DSM-5 Proposals for Mood Disorders: A Cost–Benefit Analysis

Michael B. First


Curr Opin Psychiatry. 2011;24(1):1-9. 

In This Article

Abstract and Introduction


Purpose of review The Diagnostic and Statistical Manual of Mental Disorders (DSM)-5 revision is underway. The review examines draft proposals for changes in mood disorders (posted February 2010 on DSM-5 web site), explains their rationale, and considers relative costs vs. benefits.
Recent findings Proposals covered include recommendation for a comorbid anxiety dimension; addition of a new disorder, mixed anxiety depression; replacement of mixed manic episodes with a 'mixed features' specifier applicable to manic, hypomanic, and major depressive episodes; addition of severity dimensions for manic and major depressive episodes; and removal of the bereavement exclusion in major depressive episode. Although some proposals (particularly the anxiety dimension and the use of Patient Health Questionnaire-9 (PHQ-9) as depression severity dimension) may improve clinical and research utility, others have a high potential for false positives (e.g., addition of mixed anxiety depression, removal of bereavement exclusion), unclear clinical utility (e.g., mixed features specifier for depressive episodes), or problematic implementation (e.g., use of Clinical Global Impression (CGI), which requires prior experience of treating bipolar patients, for rating manic episode severity).
Summary A cost–benefit analysis of mood proposals yields mixed results, with some having significant benefits and others carrying the risk of significant problems. Only proposals in which benefits outweigh costs should be included in the final DSM-5.


The American Psychiatric Association is revising its Diagnostic and Statistical Manual of Mental Disorders (DSM), the first major revision of the manual since the publication of DSM-IV in 1994.[1] (In the present edition, DSM-IV-TR, published in 2000, only the accompanying text was revised; the disorder definitions were for the most part left unchanged[2]). According to the DSM-5 web site, the DSM-5 revision process is being guided by four goals: changes should improve clinical utility (the goal that is being given the 'highest priority'); recommendations should be guided by research evidence; whenever possible, DSM-5 should maintain continuity with previous editions; and there should be no a-priori restraints on the extent of the proposed changes.[3] However, in recognition of the contradictory nature of the third and fourth goals, DSM-5 Workgroups have been asked to 'carefully consider the impact that any changes would have on clinical practice, disorder prevalence and other important factors, while at the same time, considering the diagnostic advances that would be made through implementation of new scientific knowledge and clinical understanding'..[3] In other words, every proposed change to DSM-5 carries with it 'costs' and 'benefits', so that changes should be implemented only if the benefits offset the costs. Benefits of making changes to the DSM include improvements in its clinical utility,[4] its research utility,[5,6] and overall diagnostic validity. Costs of change include reductions in clinical utility owing to implementation of proposals that increase clinician burden, an increase in diagnostic false positives related to the lowering of diagnostic thresholds or addition of new disorders on the boundary with normality, and disruption of research efforts (especially for longitudinal studies) related to shifts in diagnostic definitions.[7,8]
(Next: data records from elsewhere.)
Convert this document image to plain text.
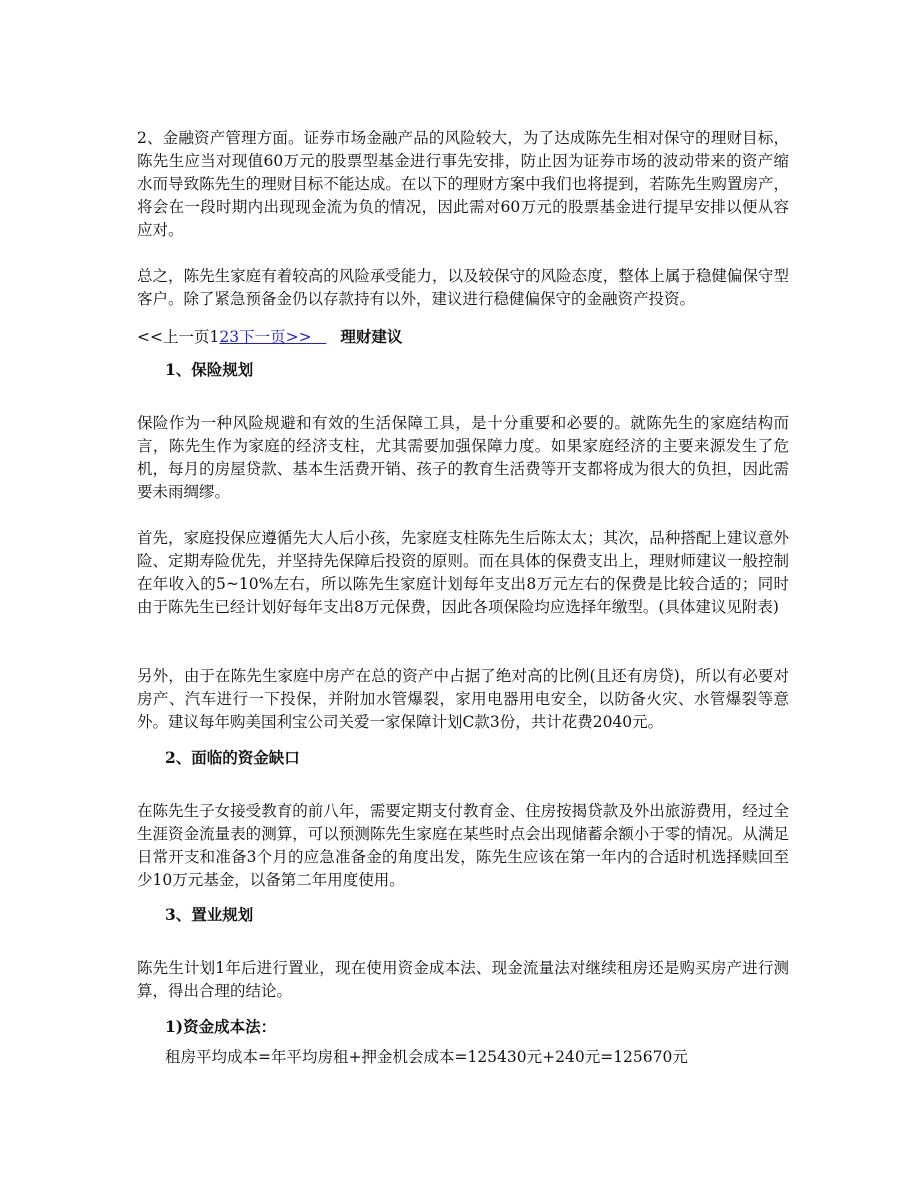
2、金融资产管理方面。证券市场金融产品的风险较大，为了达成陈先生相对保守的理财目标，陈先生应当对现值60万元的股票型基金进行事先安排，防止因为证券市场的波动带来的资产缩水而导致陈先生的理财目标不能达成。在以下的理财方案中我们也将提到，若陈先生购置房产，将会在一段时期内出现现金流为负的情况，因此需对60万元的股票基金进行提早安排以便从容应对。

总之，陈先生家庭有着较高的风险承受能力，以及较保守的风险态度，整体上属于稳健偏保守型客户。除了紧急预备金仍以存款持有以外，建议进行稳健偏保守的金融资产投资。

<<上一页123下一页>> 理财建议

1、保险规划

保险作为一种风险规避和有效的生活保障工具，是十分重要和必要的。就陈先生的家庭结构而言，陈先生作为家庭的经济支柱，尤其需要加强保障力度。如果家庭经济的主要来源发生了危机，每月的房屋贷款、基本生活费开销、孩子的教育生活费等开支都将成为很大的负担，因此需要未雨绸缪。

首先，家庭投保应遵循先大人后小孩，先家庭支柱陈先生后陈太太；其次，品种搭配上建议意外险、定期寿险优先，并坚持先保障后投资的原则。而在具体的保费支出上，理财师建议一般控制在年收入的5~10%左右，所以陈先生家庭计划每年支出8万元左右的保费是比较合适的；同时由于陈先生已经计划好每年支出8万元保费，因此各项保险均应选择年缴型。(具体建议见附表)

另外，由于在陈先生家庭中房产在总的资产中占据了绝对高的比例(且还有房贷)，所以有必要对房产、汽车进行一下投保，并附加水管爆裂，家用电器用电安全，以防备火灾、水管爆裂等意外。建议每年购美国利宝公司关爱一家保障计划C款3份，共计花费2040元。

2、面临的资金缺口

在陈先生子女接受教育的前八年，需要定期支付教育金、住房按揭贷款及外出旅游费用，经过全生涯资金流量表的测算，可以预测陈先生家庭在某些时点会出现储蓄余额小于零的情况。从满足日常开支和准备3个月的应急准备金的角度出发，陈先生应该在第一年内的合适时机选择赎回至少10万元基金，以备第二年用度使用。

3、置业规划

陈先生计划1年后进行置业，现在使用资金成本法、现金流量法对继续租房还是购买房产进行测算，得出合理的结论。

1)资金成本法：

租房平均成本=年平均房租+押金机会成本=125430元+240元=125670元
In this review, we will consider proposals for changes being put forth by the DSM-5 Mood Disorders Workgroup, along with an analysis of their potential benefits and costs, according to the drafts that were posted on the DSM-5 web site (www.dsm5.org/) on February 2010. Because of space limitations, only a selection of the most important proposed changes is presented. These drafts were posted for the purpose of eliciting comments from the field and the public at large. Comments were received from mid-February to mid-April and presumably changes to the draft criteria have been made in response to these comments. Although changes made to the draft criteria for bulimia nervosa and the paraphilias in response to such comments have been posted on the web site,[9] it appears that no changes have been made to the Mood Disorders draft proposals at the time of this review (August 2010).